Ode an die Unvergessene

Und es begab sich aber zu einer Zeit, da selbst im Reich der früh Gegangenen ein Wachwechsel stattfinden mußte. Die toten Rock’n’Roller oder Schauspieler, die man zitierend wachrief, hießen nicht mehr nur Janis Joplin, Jimi Hendrix, Jim Morrison und James Dean, sie bekamen die Namen von Jeff Buckley, Vic Chesnutt, Chris Whitley, Amy Winehouse und Frank Giering. Das Vor-der-Zeit-Gehen hatte noch nie spezielle Generationen im Blick oder setzte plötzlich aus. Es war, ist und bleibt hartnäckiger wie schmerzvoller Begleiter des Alltäglichen.

Mit AMY und JANIS: LITTLE GIRL BLUE sind innerhalb überschaubarer Zeit zwei porträtierende Dok-Filme im Kino zu sehen, die das Erinnern an zwei Prominente der Listen mit „Missing Persons“ wachrufen. Sie waren außergewöhnliche Frauen und Sängerinnen mit kaputten Stimmen und kaputten Leben. Zwei, bei denen die Vornamen genügen, um zu wissen, wer dahinter steht: Amy Winehouse und Janis Joplin. Sie wurden beide 27. Manchmal klingt es so und sieht so aus, als hätten sie sich gar gekannt.

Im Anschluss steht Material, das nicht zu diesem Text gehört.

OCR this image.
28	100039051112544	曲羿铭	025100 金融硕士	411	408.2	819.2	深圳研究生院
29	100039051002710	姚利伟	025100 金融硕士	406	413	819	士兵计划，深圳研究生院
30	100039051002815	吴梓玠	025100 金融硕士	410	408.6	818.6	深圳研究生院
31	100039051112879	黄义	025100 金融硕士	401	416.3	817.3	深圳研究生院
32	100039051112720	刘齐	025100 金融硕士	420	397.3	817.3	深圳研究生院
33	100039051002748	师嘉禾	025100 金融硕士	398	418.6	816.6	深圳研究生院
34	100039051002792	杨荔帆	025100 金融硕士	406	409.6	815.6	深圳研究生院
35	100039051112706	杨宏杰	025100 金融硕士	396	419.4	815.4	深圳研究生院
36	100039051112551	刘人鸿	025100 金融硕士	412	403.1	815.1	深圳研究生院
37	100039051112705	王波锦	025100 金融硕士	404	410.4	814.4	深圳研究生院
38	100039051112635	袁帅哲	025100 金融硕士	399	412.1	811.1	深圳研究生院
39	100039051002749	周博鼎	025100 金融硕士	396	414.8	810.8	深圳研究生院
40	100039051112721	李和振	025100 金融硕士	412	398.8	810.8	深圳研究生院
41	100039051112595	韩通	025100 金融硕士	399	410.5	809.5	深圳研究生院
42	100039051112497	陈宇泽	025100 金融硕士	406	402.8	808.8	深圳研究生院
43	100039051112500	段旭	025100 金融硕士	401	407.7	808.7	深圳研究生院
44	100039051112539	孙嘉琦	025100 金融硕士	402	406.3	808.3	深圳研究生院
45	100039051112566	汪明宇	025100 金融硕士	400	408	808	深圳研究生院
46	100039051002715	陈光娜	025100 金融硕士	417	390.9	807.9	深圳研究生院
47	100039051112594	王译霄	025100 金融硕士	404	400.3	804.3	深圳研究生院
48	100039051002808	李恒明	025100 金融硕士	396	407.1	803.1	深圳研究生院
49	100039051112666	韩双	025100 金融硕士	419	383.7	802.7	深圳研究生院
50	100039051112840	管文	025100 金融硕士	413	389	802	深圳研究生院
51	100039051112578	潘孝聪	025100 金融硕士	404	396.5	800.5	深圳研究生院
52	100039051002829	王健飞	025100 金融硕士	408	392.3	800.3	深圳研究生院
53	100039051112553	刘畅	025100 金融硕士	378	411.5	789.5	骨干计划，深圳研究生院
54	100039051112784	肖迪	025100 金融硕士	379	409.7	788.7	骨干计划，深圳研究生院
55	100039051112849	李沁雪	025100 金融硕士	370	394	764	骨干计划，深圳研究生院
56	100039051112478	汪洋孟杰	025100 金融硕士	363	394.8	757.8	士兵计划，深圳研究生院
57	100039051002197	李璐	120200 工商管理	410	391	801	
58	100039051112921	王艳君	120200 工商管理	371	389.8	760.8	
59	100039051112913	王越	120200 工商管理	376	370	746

Regisseurin Amy Berg verzichtet in JANIS: LITTLE GIRL BLUE auf jegliches Experiment in Form wie Inhalt. Sie interessieren nicht grelle Enthüllung und ultimativer Erkenntnisgewinn für den Zuschauer, vielmehr geht es ihr um neue oder neu entdeckte Nähe. Letztlich ist es ein entscheidender Umstand, der diese Nähe möglich macht: Janis Joplin selbst. Denn immer dann, wenn sie auf der Leinwand zu sehen und zu hören ist, wenn sie singt, spricht, als Häufchen Elend im Backstage-Sektor kauert oder privat wie ein kleines Mädchen herumalbert, braucht es keine Kommentare. Und wenn, dann gibt es Ausschnitte aus Briefen und Karten, die Janis geschrieben hat, und die von Chan Marshall alias Cat Power, selbst ja begnadete Singer/Songwriterin, auf behutsame, zwingende Weise vorgelesen werden. Einige davon sehr intim und noch nie öffentlich gemacht.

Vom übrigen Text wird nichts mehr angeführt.